CHARLATANISMO - Narrativa humorísitica de escritor desconhecido do séc. XIX
CHARLATANISMO
Anônimo
do séc. XIX
Se
o leitor ainda não está cansado de viajar, venha conosco a Choisy-le-Roi, em
França, e presenciará um exemplo de charlatanismo tão curioso que dificilmente
achará outro mais interessante em toda a história dos charlatães.
Chegou
a uma estalagem daquela terra certo viajante, que logo no dia seguinte caiu
doente. Dentro em pouco tempo, agravou-se de tal modo a moléstia que o pobre
homem não podia mover-se, e apenas podia falar. Por cúmulo de desgraça, era
pobre, e não tinha com que pagar a médico que o tratasse.
Dali
a dias, passou um Nayler Bey[1].
Vinha numa riquíssima carruagem, com seu lacaio uniformizado de bigode, e um
cocheiro elegantemente vestido. Fez logo apregoar, ao som de trompa, que trazia
consigo alguns milheiros de frascos de bálsamo homogêneo simpático, com
o qual se curavam todas as moléstias possíveis e impossíveis, e, quando muito,
se demoraria duas horas na cidade, e, por favor até três, em benefício das
pessoas que quisessem comprar o precioso remédio.
O
estalajadeiro, que era bom homem, lembrou-se logo do seu doente, e quis ver se
o caritativo Doutor lhe valia. Manifestou ao médico o seu desejo e, com seu
consentimento, mandou vir o moribundo (que já não parecia outra coisa) à sua
presença.
—Quanto tempo há que se acha doente? —perguntou
o Doutor ao enfermo.
Nada
de resposta.
—Está
bem mal! — disse o médico.
Proferindo
estas palavras, lançou-lhe na língua duas ou três gotas do elixir, e lhe disse:
—Surge
et ambula[2].
—Não
posso — respondeu o moribundo. (Já se vê
que ambos entendiam latim.) Nova dose do remédio: o doente move os braços.
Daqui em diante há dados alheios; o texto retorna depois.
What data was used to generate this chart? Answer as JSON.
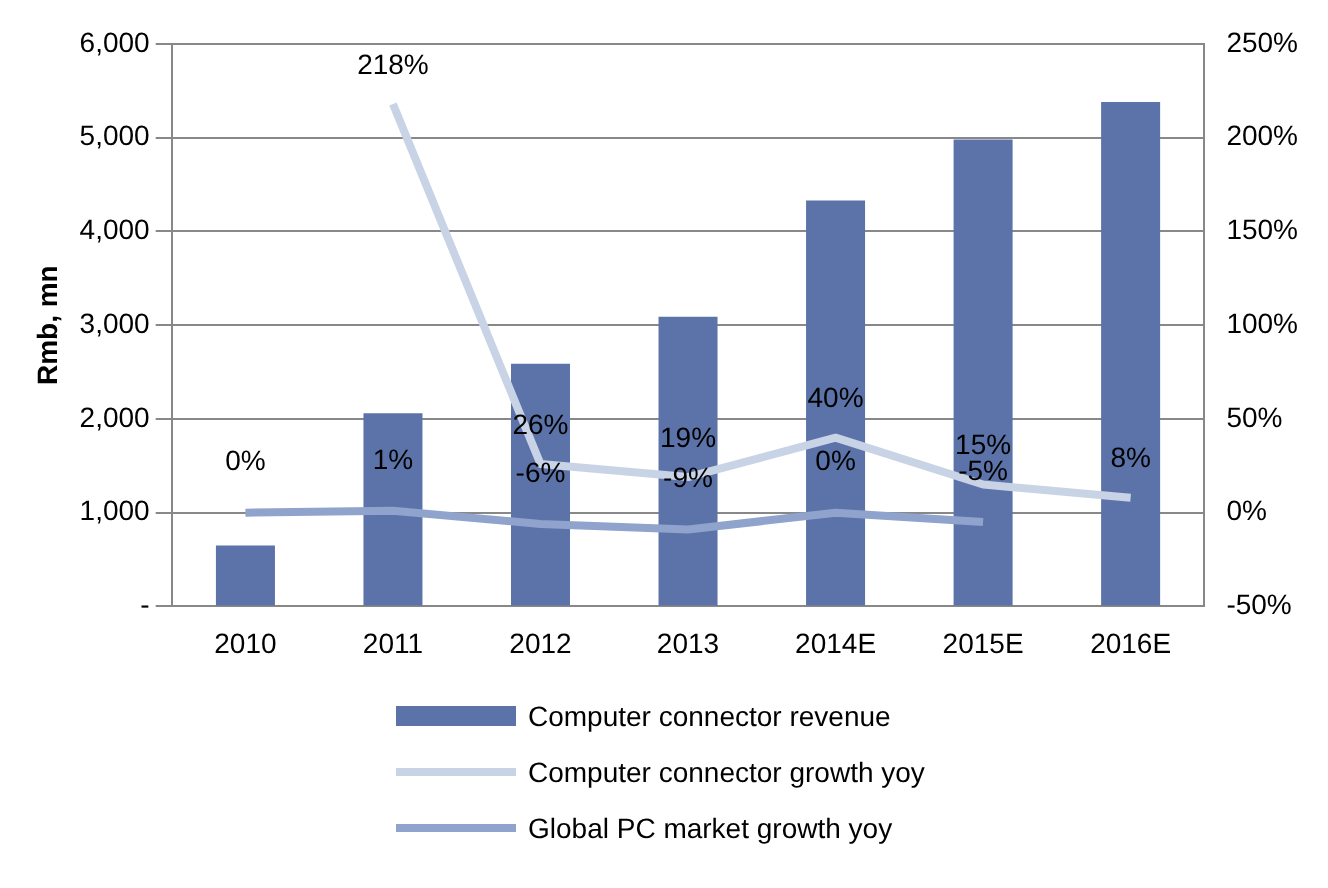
{
  "chart_data": {
    "type": "bar",
    "ylabel": "Rmb, mn",
    "categories": [
      "2010",
      "2011",
      "2012",
      "2013",
      "2014E",
      "2015E",
      "2016E"
    ],
    "series": [
      {
        "name": "Computer connector revenue",
        "type": "bar",
        "color": "#5b73a8",
        "values": [
          650,
          2060,
          2590,
          3090,
          4330,
          4980,
          5380
        ]
      },
      {
        "name": "Computer connector growth yoy",
        "type": "line",
        "axis": "y2",
        "color": "#c9d3e6",
        "values": [
          null,
          218,
          26,
          19,
          40,
          15,
          8
        ],
        "value_labels": [
          null,
          "218%",
          "26%",
          "19%",
          "40%",
          "15%",
          "8%"
        ]
      },
      {
        "name": "Global PC market growth yoy",
        "type": "line",
        "axis": "y2",
        "color": "#8fa3cc",
        "values": [
          0,
          1,
          -6,
          -9,
          0,
          -5,
          null
        ],
        "value_labels": [
          "0%",
          "1%",
          "-6%",
          "-9%",
          "0%",
          "-5%",
          null
        ]
      }
    ],
    "ylim": [
      0,
      6000
    ],
    "yticks": [
      {
        "value": 0,
        "label": "-"
      },
      {
        "value": 1000,
        "label": "1,000"
      },
      {
        "value": 2000,
        "label": "2,000"
      },
      {
        "value": 3000,
        "label": "3,000"
      },
      {
        "value": 4000,
        "label": "4,000"
      },
      {
        "value": 5000,
        "label": "5,000"
      },
      {
        "value": 6000,
        "label": "6,000"
      }
    ],
    "y2lim": [
      -50,
      250
    ],
    "y2ticks": [
      {
        "value": -50,
        "label": "-50%"
      },
      {
        "value": 0,
        "label": "0%"
      },
      {
        "value": 50,
        "label": "50%"
      },
      {
        "value": 100,
        "label": "100%"
      },
      {
        "value": 150,
        "label": "150%"
      },
      {
        "value": 200,
        "label": "200%"
      },
      {
        "value": 250,
        "label": "250%"
      }
    ],
    "grid": "y",
    "legend": "bottom",
    "marker": "none",
    "line_style": "solid"
  }
}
Terceira: o doente move as pernas. Quarta dose: o doente salta ao pescoço do médico,
grita, chora, abraça-o e desfaz-se em agradecimentos.
O
médico era homem caritativo. Promoveu ali mesmo uma subscrição para o doente, e
juntou quinhentos francos. Quanto às garrafinhas do bálsamo homogêneo
simpático, venderam-se todas, e mais que fossem.
Passados
meses, foi o estalajadeiro a Sceaux, onde, com grande espanto seu, foi
testemunha de uma cena igual: porém, desta vez, o médico era o doente, e o
doente o médico.
Compreendeu,
então, a velhacaria. Deu parte à polícia, e os dois industriosos de nova espécie
foram continuar as suas curas em uma casa de correção.